In terms of the example you mentioned, can we solve them by throwing 
appropriate exceptions?

{code}
// Auto partition assignment
subscribe(topic1) // assuming only topic1-partition0 is assigned to this 
consumer.
subscribe(topic1-partition1) // throw IllegalStateException(Cannot subscribe to 
topic1-partition1 because topic1 is managed by consumer coordinator)
unsubscribe(topic1-partition1) // throw IllegalStateException(Topic1-partiion1 
is managed by consumer coordinator, and topic1-partition1 is not assigned to 
this consumer.)
{code}

{code}
subscribe(topic1-partition0)
subscribe(topic1) // throw IllegalStateException(Cannot subscribe to topic1 
because the assignment of topic1 is manually managed)
unsubscribe(topic1-partition1) // throw IllegalStateException(Cannot 
unsubscribe topic1-partition1 because it is not subscribed)
{code}

[~nehanarkhede], what you said makes a lot of sense. I guess I'm just looking 
at the problem from a different angle - user either wants to consume from a 
topic or not at a certain point, whether temporarily or permanently. So the 
state I see is only CONSUME/NOT_CONSUME. The PAUSE state for consumer would be 
pretty much the same as NOT_CONSUME. I might have missed some use case like 
[~hachikuji] mentioned - seek() on a PAUSE partition, but that can be solved by 
calling subscribe() first.

[~gwenshap], good point about heartbeat. We actually got some feedback from 
users in LinkedIn and found that putting the responsibility of sending 
heartbeat on user might be a problem in the first place... We may have 
pause/unpause as a workaround, but the ultimate issue is that maybe we are 
asking too much from user to maintain the heartbeat...

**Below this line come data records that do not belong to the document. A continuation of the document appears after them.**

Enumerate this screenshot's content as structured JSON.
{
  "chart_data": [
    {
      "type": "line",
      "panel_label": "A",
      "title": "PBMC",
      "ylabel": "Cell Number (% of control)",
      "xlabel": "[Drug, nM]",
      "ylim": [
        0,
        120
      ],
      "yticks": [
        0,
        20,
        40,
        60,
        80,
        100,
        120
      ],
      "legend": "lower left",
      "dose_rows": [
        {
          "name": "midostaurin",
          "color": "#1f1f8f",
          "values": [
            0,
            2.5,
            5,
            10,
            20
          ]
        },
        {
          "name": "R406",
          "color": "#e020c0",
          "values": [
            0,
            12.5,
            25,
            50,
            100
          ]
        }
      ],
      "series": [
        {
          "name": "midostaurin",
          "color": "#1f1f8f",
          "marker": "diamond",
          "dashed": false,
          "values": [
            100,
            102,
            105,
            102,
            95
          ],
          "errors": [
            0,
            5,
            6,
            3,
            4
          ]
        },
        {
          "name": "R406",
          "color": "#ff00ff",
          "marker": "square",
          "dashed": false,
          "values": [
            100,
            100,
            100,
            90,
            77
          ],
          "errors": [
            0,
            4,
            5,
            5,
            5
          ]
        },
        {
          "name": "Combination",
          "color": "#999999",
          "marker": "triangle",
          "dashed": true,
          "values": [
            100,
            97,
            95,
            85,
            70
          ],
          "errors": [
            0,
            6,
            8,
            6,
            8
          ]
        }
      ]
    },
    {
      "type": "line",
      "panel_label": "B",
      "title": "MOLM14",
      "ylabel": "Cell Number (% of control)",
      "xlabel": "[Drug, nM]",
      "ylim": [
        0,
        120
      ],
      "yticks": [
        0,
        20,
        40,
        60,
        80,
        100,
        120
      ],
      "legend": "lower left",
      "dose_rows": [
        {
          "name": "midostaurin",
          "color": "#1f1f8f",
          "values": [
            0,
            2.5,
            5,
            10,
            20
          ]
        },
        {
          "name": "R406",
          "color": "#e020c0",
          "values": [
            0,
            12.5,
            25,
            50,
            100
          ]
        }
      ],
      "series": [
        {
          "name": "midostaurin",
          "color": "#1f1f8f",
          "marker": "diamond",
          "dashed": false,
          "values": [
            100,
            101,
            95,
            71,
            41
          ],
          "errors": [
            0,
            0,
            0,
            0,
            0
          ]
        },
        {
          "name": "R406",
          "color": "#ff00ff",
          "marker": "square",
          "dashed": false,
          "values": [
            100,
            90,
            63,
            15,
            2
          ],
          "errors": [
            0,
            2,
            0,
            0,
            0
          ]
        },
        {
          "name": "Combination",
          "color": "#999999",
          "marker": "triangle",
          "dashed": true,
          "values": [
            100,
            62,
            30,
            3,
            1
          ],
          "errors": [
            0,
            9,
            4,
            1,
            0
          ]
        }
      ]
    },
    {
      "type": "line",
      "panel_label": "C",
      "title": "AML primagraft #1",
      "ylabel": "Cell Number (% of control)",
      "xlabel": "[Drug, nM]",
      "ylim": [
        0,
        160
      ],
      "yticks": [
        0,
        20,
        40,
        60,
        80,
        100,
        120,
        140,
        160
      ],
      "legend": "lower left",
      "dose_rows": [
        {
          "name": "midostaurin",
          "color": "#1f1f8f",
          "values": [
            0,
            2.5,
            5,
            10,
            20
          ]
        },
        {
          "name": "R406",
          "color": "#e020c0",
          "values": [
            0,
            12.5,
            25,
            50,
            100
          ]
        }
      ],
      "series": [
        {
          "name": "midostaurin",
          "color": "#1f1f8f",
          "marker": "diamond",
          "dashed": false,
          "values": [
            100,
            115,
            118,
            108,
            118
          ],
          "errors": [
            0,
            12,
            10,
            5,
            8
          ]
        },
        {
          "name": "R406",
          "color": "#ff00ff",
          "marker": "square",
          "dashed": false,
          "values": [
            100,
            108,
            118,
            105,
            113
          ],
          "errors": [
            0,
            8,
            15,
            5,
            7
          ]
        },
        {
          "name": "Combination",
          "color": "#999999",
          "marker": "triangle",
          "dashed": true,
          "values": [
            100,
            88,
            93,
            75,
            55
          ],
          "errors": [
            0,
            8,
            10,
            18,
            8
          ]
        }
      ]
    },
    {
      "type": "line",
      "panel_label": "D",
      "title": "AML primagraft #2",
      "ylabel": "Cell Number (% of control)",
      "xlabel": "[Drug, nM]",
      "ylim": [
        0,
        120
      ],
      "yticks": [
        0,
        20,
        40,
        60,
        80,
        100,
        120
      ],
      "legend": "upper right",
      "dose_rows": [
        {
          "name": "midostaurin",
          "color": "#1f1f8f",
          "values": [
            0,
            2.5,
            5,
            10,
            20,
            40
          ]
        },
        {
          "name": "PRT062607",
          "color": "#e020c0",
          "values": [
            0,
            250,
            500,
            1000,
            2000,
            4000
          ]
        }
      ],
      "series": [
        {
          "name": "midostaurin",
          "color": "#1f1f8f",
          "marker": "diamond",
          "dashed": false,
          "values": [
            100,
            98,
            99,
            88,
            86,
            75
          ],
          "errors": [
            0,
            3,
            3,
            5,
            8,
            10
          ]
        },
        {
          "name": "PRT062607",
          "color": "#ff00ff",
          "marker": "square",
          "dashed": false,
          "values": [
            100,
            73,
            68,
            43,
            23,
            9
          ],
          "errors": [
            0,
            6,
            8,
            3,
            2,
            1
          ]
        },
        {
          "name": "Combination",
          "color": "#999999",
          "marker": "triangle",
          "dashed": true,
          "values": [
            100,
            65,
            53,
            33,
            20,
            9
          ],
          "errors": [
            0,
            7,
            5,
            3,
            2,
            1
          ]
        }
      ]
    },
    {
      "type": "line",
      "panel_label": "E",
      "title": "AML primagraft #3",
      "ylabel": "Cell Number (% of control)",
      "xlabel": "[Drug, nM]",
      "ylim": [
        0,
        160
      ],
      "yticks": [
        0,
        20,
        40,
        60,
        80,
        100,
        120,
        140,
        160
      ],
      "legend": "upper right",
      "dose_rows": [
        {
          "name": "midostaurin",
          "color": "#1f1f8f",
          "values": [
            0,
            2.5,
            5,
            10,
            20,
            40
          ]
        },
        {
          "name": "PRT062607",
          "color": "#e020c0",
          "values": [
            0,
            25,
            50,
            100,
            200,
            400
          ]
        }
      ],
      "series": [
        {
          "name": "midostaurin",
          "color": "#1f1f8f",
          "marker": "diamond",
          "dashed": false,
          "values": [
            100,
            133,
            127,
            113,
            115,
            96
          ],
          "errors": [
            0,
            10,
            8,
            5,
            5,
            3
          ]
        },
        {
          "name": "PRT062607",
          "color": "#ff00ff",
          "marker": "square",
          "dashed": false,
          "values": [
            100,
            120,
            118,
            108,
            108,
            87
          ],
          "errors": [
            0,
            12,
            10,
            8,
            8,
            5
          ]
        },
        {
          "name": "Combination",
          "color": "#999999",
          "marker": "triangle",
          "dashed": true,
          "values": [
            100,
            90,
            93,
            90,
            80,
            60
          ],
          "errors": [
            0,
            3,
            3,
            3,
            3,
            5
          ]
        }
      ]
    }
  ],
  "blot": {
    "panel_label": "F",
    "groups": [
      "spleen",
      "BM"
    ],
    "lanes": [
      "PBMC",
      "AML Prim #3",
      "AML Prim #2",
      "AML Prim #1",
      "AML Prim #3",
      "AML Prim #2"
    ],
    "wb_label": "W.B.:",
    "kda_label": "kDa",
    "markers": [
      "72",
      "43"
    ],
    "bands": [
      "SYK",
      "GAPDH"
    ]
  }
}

> Add KafkaConsumer pause capability
> ----------------------------------
>
>                 Key: KAFKA-2350
>                 URL: https://issues.apache.org/jira/browse/KAFKA-2350
>             Project: Kafka
>          Issue Type: Improvement
>            Reporter: Jason Gustafson
>            Assignee: Jason Gustafson
>
> There are some use cases in stream processing where it is helpful to be able 
> to pause consumption of a topic. For example, when joining two topics, you 
> may need to delay processing of one topic while you wait for the consumer of 
> the other topic to catch up. The new consumer currently doesn't provide a 
> nice way to do this. If you skip calls to poll() or if you unsubscribe, then 
> a rebalance will be triggered and your partitions will be reassigned to 
> another consumer. The desired behavior is instead that you keep the partition 
> assigned and simply 
> One way to achieve this would be to add two new methods to KafkaConsumer:
> {code}
> void pause(TopicPartition... partitions);
> void resume(TopicPartition... partitions);
> {code}
> Here is the expected behavior of pause/resume:
> * When a partition is paused, calls to KafkaConsumer.poll will not initiate 
> any new fetches for that partition.
> * After the partition is resumed, fetches will begin again. 
> * While a partition is paused, seek() and position() can still be used to 
> advance or query the current position.
> * Rebalance does not preserve pause/resume state.